The Nordic countries should jointly seek to get the Rovaniemi-Kirkenes project included into the EU’s list of priority investment projects, Rehn said, a transcript from the Ministry of the Economy reads.
The former top EU official argues that Finland’s Arctic policy must be closely connected with European priorities and confirms that he and his government is exploring possibilities for funding from the European Fund for Strategic Investment.
The importance of the Arctic area is increasing, Rehn said, adding that abundant natural resources, climate change and consequent opportunities in regional transportation and business are key drivers.
According to Olli Rehn, infrastructure is crucial for Arctic developments, and railway the main thing. The minister would like a complete rail connection ”from Berlin to the Arctic”. In that picture, the main missing part is the gap between Rovaniemi and Kirkenes, he argues.
The statements follow a report from Paavo Lipponen, the former Finnish PM, who recommends a more pro-active Finnish role in the Arctic. The report titled “A Strategic Vision for the North” states that Finland can become a logistical hub of global significance considering its geographical position between the EU and the Arctic.
Lipponen, as well as Esko Aho, another Finnish PM, was present in this week’s meeting and both delivered speeches on Finland’s relations on the Arctic.

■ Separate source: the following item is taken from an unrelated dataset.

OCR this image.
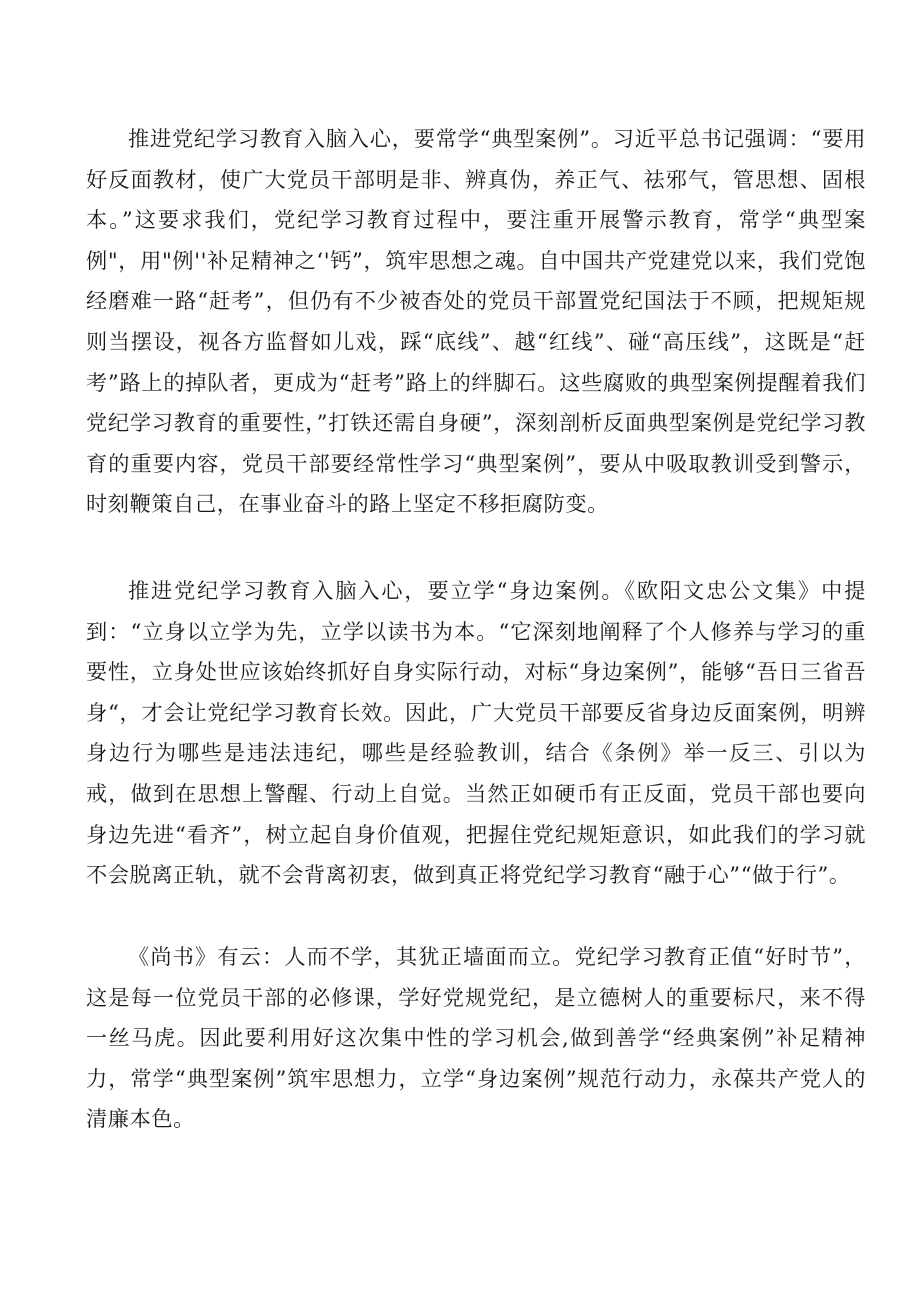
推进党纪学习教育入脑入心，要常学“典型案例”。习近平总书记强调：“要用好反面教材，使广大党员干部明是非、辨真伪，养正气、祛邪气，管思想、固根本。”这要求我们，党纪学习教育过程中，要注重开展警示教育，常学“典型案例"，用"例''补足精神之‘'钙”，筑牢思想之魂。自中国共产党建党以来，我们党饱经磨难一路“赶考”，但仍有不少被杳处的党员干部置党纪国法于不顾，把规矩规则当摆设，视各方监督如儿戏，踩“底线”、越“红线”、碰“高压线”，这既是“赶考”路上的掉队者，更成为“赶考”路上的绊脚石。这些腐败的典型案例提醒着我们党纪学习教育的重要性，”打铁还需自身硬”，深刻剖析反面典型案例是党纪学习教育的重要内容，党员干部要经常性学习“典型案例”，要从中吸取教训受到警示，时刻鞭策自己，在事业奋斗的路上坚定不移拒腐防变。

推进党纪学习教育入脑入心，要立学“身边案例。《欧阳文忠公文集》中提到：“立身以立学为先，立学以读书为本。“它深刻地阐释了个人修养与学习的重要性，立身处世应该始终抓好自身实际行动，对标“身边案例”，能够“吾日三省吾身“，才会让党纪学习教育长效。因此，广大党员干部要反省身边反面案例，明辨身边行为哪些是违法违纪，哪些是经验教训，结合《条例》举一反三、引以为戒，做到在思想上警醒、行动上自觉。当然正如硬币有正反面，党员干部也要向身边先进“看齐”，树立起自身价值观，把握住党纪规矩意识，如此我们的学习就不会脱离正轨，就不会背离初衷，做到真正将党纪学习教育“融于心”“做于行”。

《尚书》有云：人而不学，其犹正墙面而立。党纪学习教育正值“好时节”，这是每一位党员干部的必修课，学好党规党纪，是立德树人的重要标尺，来不得一丝马虎。因此要利用好这次集中性的学习机会,做到善学“经典案例”补足精神力，常学“典型案例”筑牢思想力，立学“身边案例”规范行动力，永葆共产党人的清廉本色。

According to Oddgeir Danielsen, leader of the Northern Dimension Partnership for Transportation and Logistics (NDPTL), railway construction in the north can bring bring Europe closer to the Arctic. ”This will open up for a broad variety of opportunities, which could stimulate business development and contribute to economic growth both in the central and northern part of Europe”, he says to the Barents Observer.